Of all the moving parts of a bow and arrow outfit setting up and tuning an arrow rest is trickiest. You can leave this chore to a professional archery technician of course but I highly recommend learning to conduct this task on your own. Learning to tune your own bow saves money, but more importantly assures independence should the pro shop get swamped with work in the heat of hunting season, or your rig break down far from home during an important hunt. Setting up your own equipment also instills confidence that it is done as carefully as possible.

With that spirit in mind, let’s get started.

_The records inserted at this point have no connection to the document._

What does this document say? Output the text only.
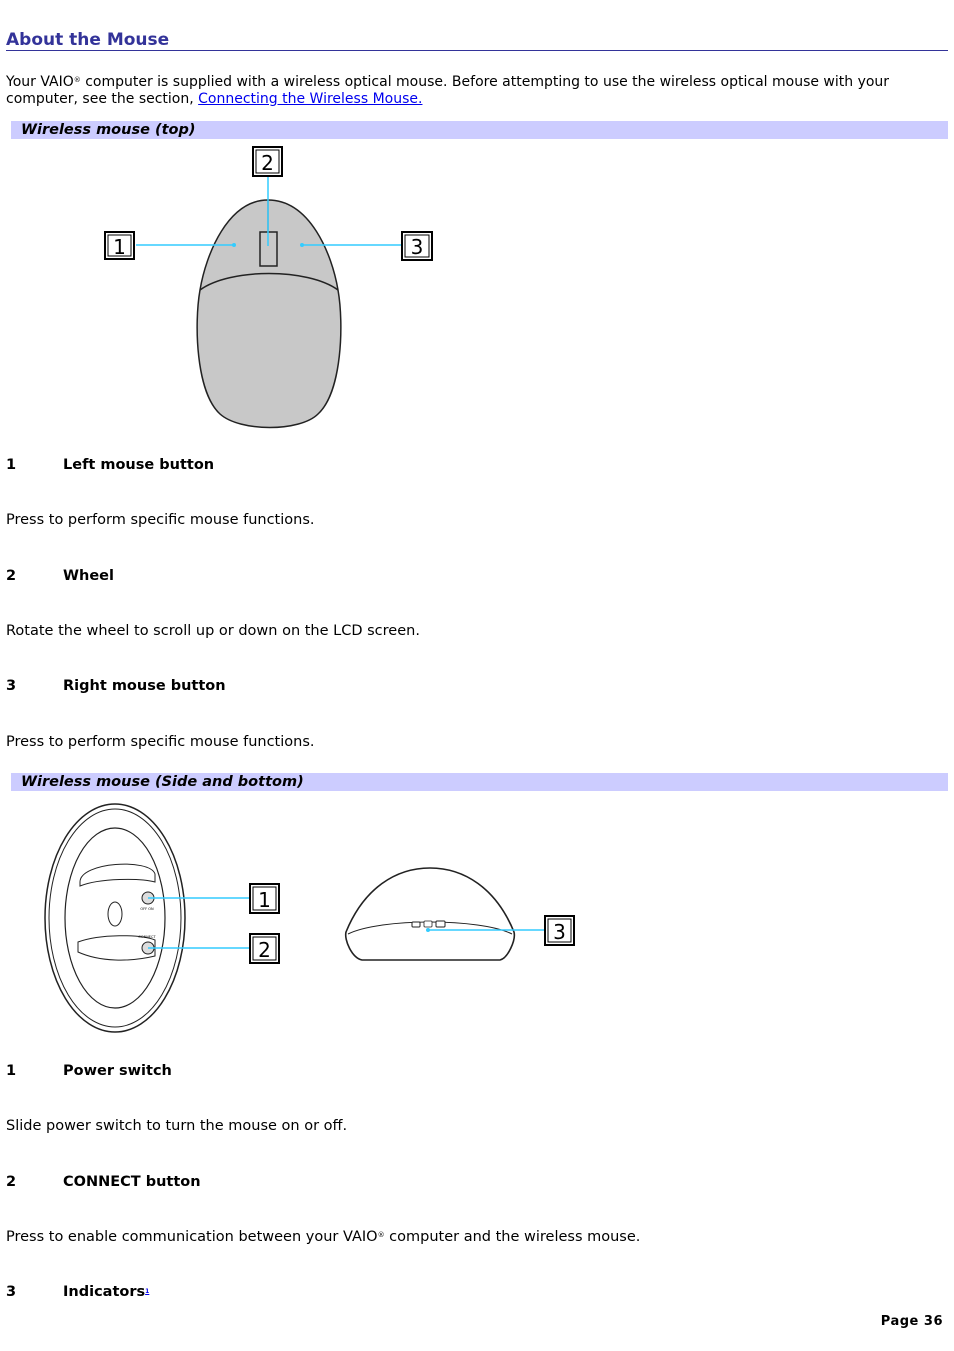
About the Mouse
Your VAIO® computer is supplied with a wireless optical mouse. Before attempting to use the wireless optical mouse with your computer, see the section, Connecting the Wireless Mouse.
Wireless mouse (top)
1
2
3
1	Left mouse button
Press to perform specific mouse functions.
2	Wheel
Rotate the wheel to scroll up or down on the LCD screen.
3	Right mouse button
Press to perform specific mouse functions.
Wireless mouse (Side and bottom)
OFF ON
CONNECT
1
2
3
1	Power switch
Slide power switch to turn the mouse on or off.
2	CONNECT button
Press to enable communication between your VAIO® computer and the wireless mouse.
3	Indicators$^1$
Page 36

Before you begin always read the instructions for your rest. I’ve been setting up and tuning bows (including a couple stints in pro shops) for three decades, but still find this step helpful. Every design is unique, and I often glean time-saving advice by perusing instructions. Too, before you begin assure your arrows are properly spined for your draw length and draw weight, consulting manufacturer arrow-selection charts if unsure.

Launcher Height

The general rule is to set launcher height so a nocked arrow passes through the middle of the mounting taps/holes when viewed from the side. Nocking an arrow is important, as launcher arms are spaced differently between various models. With a drop-away rest this might require disconnecting the activation cord (limb-driven design, spring continually tensioned upward) or wedging a piece of foam beneath the launcher to hold it in the shooting position (buss-cable operated system, spring continually tensioned downward). Ballpark is fine, as nocking point will be adjusted finely for clean flight.

Center-Shot

Center-shot refers to launcher arms positioned so a nocked arrow viewed from behind, sighting along the cam flats, rides straight behind the bowstring. In other words, during launch the arrow is pushed perfectly straight by cams and bowstring. Roughing center-shot involves exactly that: sighting along cam flats, loosening the windage adjustment bolt and moving the rest left/right until the arrow rides exactly behind the bowstring nock to point. If done carefully this is often good enough to start, but I take an extra step to assure perfection.

Attach a laser center-shot tool, nock an arrow and align the laser with the nocking point/serving center. Rotate the mechanism to assure the laser rides down the center of the shaft and through the sharp tip of a field point. At this point the rest can be adjusted no finer.

Without a laser center-shot tool, you can also center a nocked arrow by measuring from riser edge to arrow edge in front and behind the riser, adjusting windage until two equal measurements are discovered.

Correlating Nocking Point

A simple T-square nocking-point tool is then used to assure your D-loop or nocking point is positioned properly. Generally, release aids allow a dead-zero to 1/8-inch high nocking point, while finger shooters might position nocking points up to ¼-inch high due to the added pressure of two fingers under, one over.

To fine tune use a bow vice plus bow and arrow level set, as launcher fork depth and arrow diameter can affect how precise readings are with primitive T-square tools. Place the bow in a vice and use bow level to level bow precisely. Then nock an arrow, attach the arrow level, level the arrow and mark the proper nocking-point position with silver felt pen or white correction fluid. This offers the most precise nocking point possible.

Paper Tuning

Check your work via paper tuning. This involves standing 5 to 6 feet before a taut face of newsprint or butcher paper stretched across a simple frame and stapled into place and shooting an arrow through. The tears produced provide insight into how arrows are exiting your bow. The goal is a clean bullet hole with three clean fletching cuts. Tears to the right (right-hand, reverse for left-hand shooters) indicate arrows that are under-spined or a point that’s too heavy. Correct by choosing a stiffer (or shorter) arrow, reducing draw weight, reducing point weight or adjusting launcher windage inward (toward riser). Tears to the left indicate an arrow that’s too stiff or a point that’s too light. Correct by choosing a lighter-spined (or longer) arrow, increasing point weight, increasing draw weight (when possible), or moving the launcher arms outward (away from riser). High or low tears are an indication of an improperly positioned nocking point, corrected by moving nocking point in the opposite direction of the tear; lower for high tears, higher for low. Work in small increments and patient trial-and-error fashion until clean tears result.